A tuberculosis contact investigation involving a large number of contacts tested with interferon-gamma release assay at a nursing school: Kanagawa, Japan, 2012
DOI:
https://doi.org/10.5365/wpsar.2018.9.1.001Abstract
Objectives: In May 2012, a teacher of a nursing school with nearly 300 staff members and students in Japan was diagnosed with sputum smear-positive pulmonary tuberculosis (TB), leading to a large contact investigation involving nearly 300 contacts. Herein we describe the contacts’ closeness to the index TB patient and the positivity of interferon-gamma release assay (IGRA).
Methods: TB was diagnosed when a person had samples that tested bacteriologically positive for TB, or was determined to have TB by a physician. A latent TB infection (LTBI) case was defined as one in which a person tested positive in IGRA.
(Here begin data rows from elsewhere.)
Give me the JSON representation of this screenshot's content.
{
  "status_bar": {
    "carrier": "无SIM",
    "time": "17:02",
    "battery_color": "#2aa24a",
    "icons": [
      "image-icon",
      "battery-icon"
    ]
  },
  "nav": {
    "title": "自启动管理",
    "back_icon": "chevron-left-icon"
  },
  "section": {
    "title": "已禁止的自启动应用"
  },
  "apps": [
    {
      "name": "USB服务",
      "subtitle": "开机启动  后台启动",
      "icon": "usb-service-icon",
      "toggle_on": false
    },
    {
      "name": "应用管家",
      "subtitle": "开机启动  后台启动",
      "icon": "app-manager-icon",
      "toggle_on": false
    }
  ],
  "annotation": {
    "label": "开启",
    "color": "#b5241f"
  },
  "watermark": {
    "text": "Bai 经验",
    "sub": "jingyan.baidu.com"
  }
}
Results: A total of 288 persons were screened with IGRA; however, two were excluded because of histories of TB and LTBI treatment; thus 286 were analyzed. Eleven persons (3.8%, 95% confidence interval [95%CI]: 1.9-6.8) tested positive for IGRA. Of the 11, a third year student was found to have pulmonary TB disease by chest X-ray. The positivity in IGRA among close contact staff members (4 of 21, 19%, 95%CI: 5.4-42%) with a statistically significant relative risk of 17 (95%CI: 2.0-140) was high compared with that of the third year students (1 of 88, 1.1% [95%CI: 0.028-6.2]). The Cochran-Armitage test revealed a statistically significant trend in the risk of TB infection among the staff and students (close contact staff> 2nd year> 1st year> 3rd year students, p<0.0025).
Discussion: The authors thus recommend that teachers should undergo health examinations, including regular chest X-ray examinations.